Tuesday, Aug. 22, 2017 | 2:51 p.m.
There are about 5,700 immigrants in Nevada whose home countries are either unsafe or unable to handle their return, and local advocates want the Trump administration to extend temporary protections for these residents.
The secretary of homeland security has designated 10 countries whose citizens can receive temporary protection status in the U.S., allowing them to pursue work and travel authorizations. These designations are nearing expiration dates, starting with Sudan on Nov. 2 and going through a Sept. 17, 2018, cutoff for Somalia.
It’s unclear whether President Donald Trump’s administration will extend the program. U.S. Rep. Ruben Kihuen, D-Nev., the Culinary Union and immigrants who have received this temporary protected status (TPS) held a news conference in Las Vegas on Tuesday to urge the administration to support the program, as well as Deferred Action for Childhood Arrivals.

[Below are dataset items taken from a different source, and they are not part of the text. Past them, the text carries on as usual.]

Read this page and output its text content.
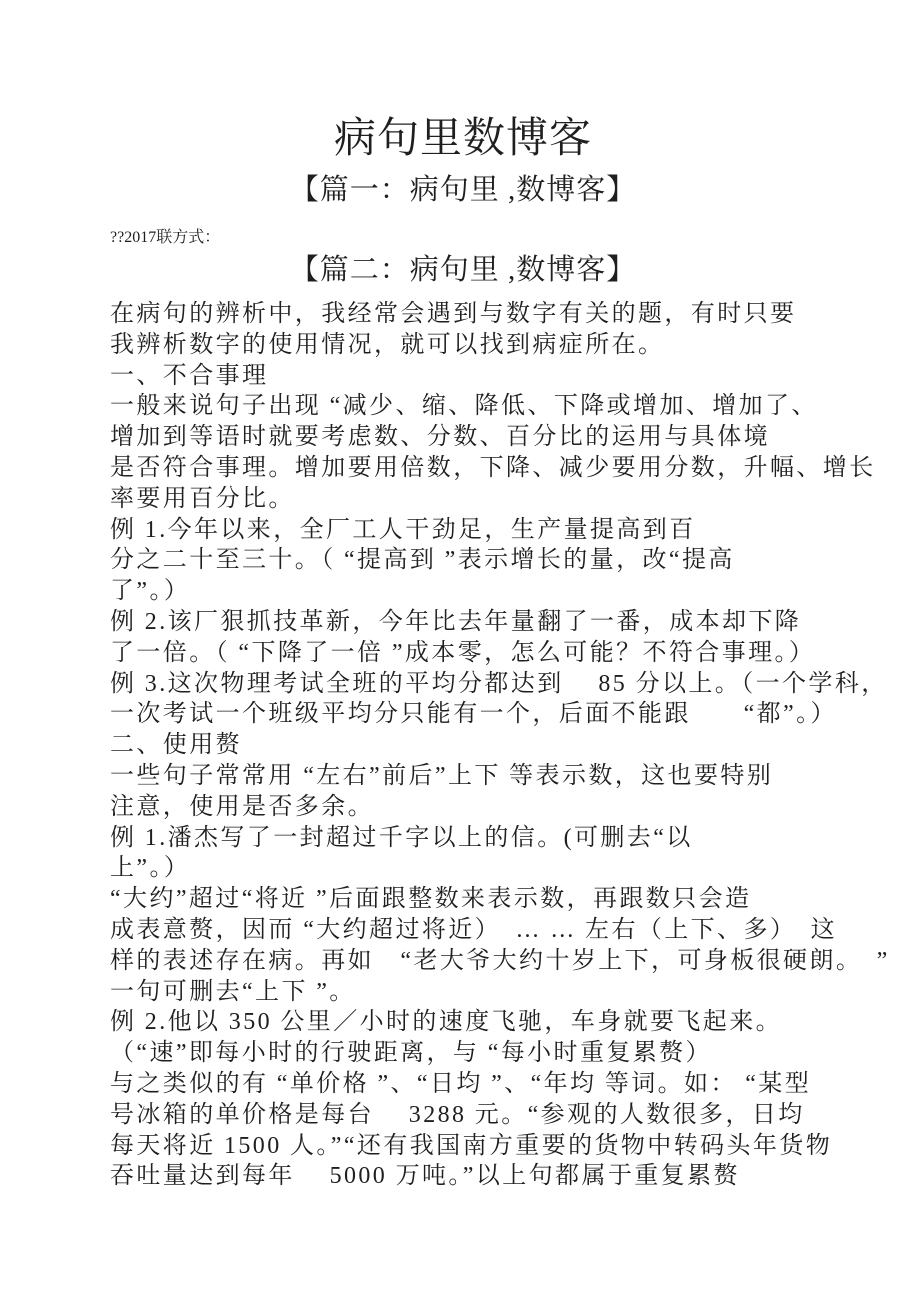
病句里数博客
【篇一：病句里 ,数博客】

??2017联方式：

【篇二：病句里 ,数博客】
在病句的辨析中，我经常会遇到与数字有关的题，有时只要
我辨析数字的使用情况，就可以找到病症所在。
一、不合事理
一般来说句子出现 “减少、缩、降低、下降或增加、增加了、
增加到等语时就要考虑数、分数、百分比的运用与具体境
是否符合事理。增加要用倍数，下降、减少要用分数，升幅、增长
率要用百分比。
例 1.今年以来，全厂工人干劲足，生产量提高到百
分之二十至三十。（ “提高到 ”表示增长的量，改“提高
了”。）
例 2.该厂狠抓技革新，今年比去年量翻了一番，成本却下降
了一倍。（ “下降了一倍 ”成本零，怎么可能？不符合事理。）
例 3.这次物理考试全班的平均分都达到　 85 分以上。（一个学科，
一次考试一个班级平均分只能有一个，后面不能跟　　“都”。）
二、使用赘
一些句子常常用 “左右”前后”上下 等表示数，这也要特别
注意，使用是否多余。
例 1.潘杰写了一封超过千字以上的信。(可删去“以
上”。）
“大约”超过“将近 ”后面跟整数来表示数，再跟数只会造
成表意赘，因而 “大约超过将近）　… … 左右（上下、多）　这
样的表述存在病。再如　“老大爷大约十岁上下，可身板很硬朗。　”
一句可删去“上下 ”。
例 2.他以 350 公里／小时的速度飞驰，车身就要飞起来。
（“速”即每小时的行驶距离，与 “每小时重复累赘）
与之类似的有 “单价格 ”、“日均 ”、“年均 等词。如： “某型
号冰箱的单价格是每台　 3288 元。“参观的人数很多，日均
每天将近 1500 人。”“还有我国南方重要的货物中转码头年货物
吞吐量达到每年　 5000 万吨。”以上句都属于重复累赘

“Time is of the essence,” Kihuen said after the news conference. “Now is the time that we have to be speaking up. Realistically, the secretary of homeland security, this administration have the ability at any given moment to be able to renew this and extend it, but … they’re choosing not to at this moment. They’ve been silent on it.”

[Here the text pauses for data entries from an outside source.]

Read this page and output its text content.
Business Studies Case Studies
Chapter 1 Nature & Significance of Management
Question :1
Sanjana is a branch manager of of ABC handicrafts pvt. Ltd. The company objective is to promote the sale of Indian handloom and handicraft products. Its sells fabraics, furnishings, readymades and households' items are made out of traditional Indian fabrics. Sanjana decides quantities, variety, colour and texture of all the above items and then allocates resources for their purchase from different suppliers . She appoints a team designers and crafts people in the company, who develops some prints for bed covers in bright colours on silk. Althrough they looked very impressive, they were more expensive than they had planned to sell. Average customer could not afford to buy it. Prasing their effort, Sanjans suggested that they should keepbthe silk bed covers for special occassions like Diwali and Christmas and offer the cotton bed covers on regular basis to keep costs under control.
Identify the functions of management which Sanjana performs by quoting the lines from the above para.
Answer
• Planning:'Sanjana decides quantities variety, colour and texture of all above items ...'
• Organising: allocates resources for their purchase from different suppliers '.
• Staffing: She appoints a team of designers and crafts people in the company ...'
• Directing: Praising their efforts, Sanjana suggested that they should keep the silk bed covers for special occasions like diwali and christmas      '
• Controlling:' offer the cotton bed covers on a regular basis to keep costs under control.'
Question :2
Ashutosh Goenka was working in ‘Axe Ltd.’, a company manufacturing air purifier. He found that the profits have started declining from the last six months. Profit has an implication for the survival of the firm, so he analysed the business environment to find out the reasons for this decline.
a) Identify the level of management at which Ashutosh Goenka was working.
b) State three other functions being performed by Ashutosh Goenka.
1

Kihuen, whose mother has worked at MGM Grand for 24 years and is a Culinary Union member, said Trump has not discussed his plans and no questions about TPS were answered during a recent meeting with then-Secretary of Homeland Security John Kelly, the current White House chief of staff.
Elaine Duke has stepped up from deputy secretary to acting secretary of homeland security.
“I’m actively working with my colleagues in Congress to educate them so they can too support this and put some pressure on the administration and on the secretary of homeland security to extend the TPS,” Kihuen said.
Geoconda Argüello-Kline of the Culinary Union said Tuesday that thousands of families are living in uncertainty, not knowing if they are going to lose their temporary protected status.
“All over the country it’s about 300,000 people from 10 different countries, countries where they have a lot of struggles,” she said. “We have people coming over here, living here, paying their taxes. They work really hard. They want to be citizens.”
MGM Grand employee Francis Garcia, who spoke to reporters Tuesday about her temporary status and the need to continue the program, has lived in the U.S. for about 21 years.
“We need to support our families; we need to be together,” she said. “If (TPS) is stopped, they’re going to separate a lot of families in this country.”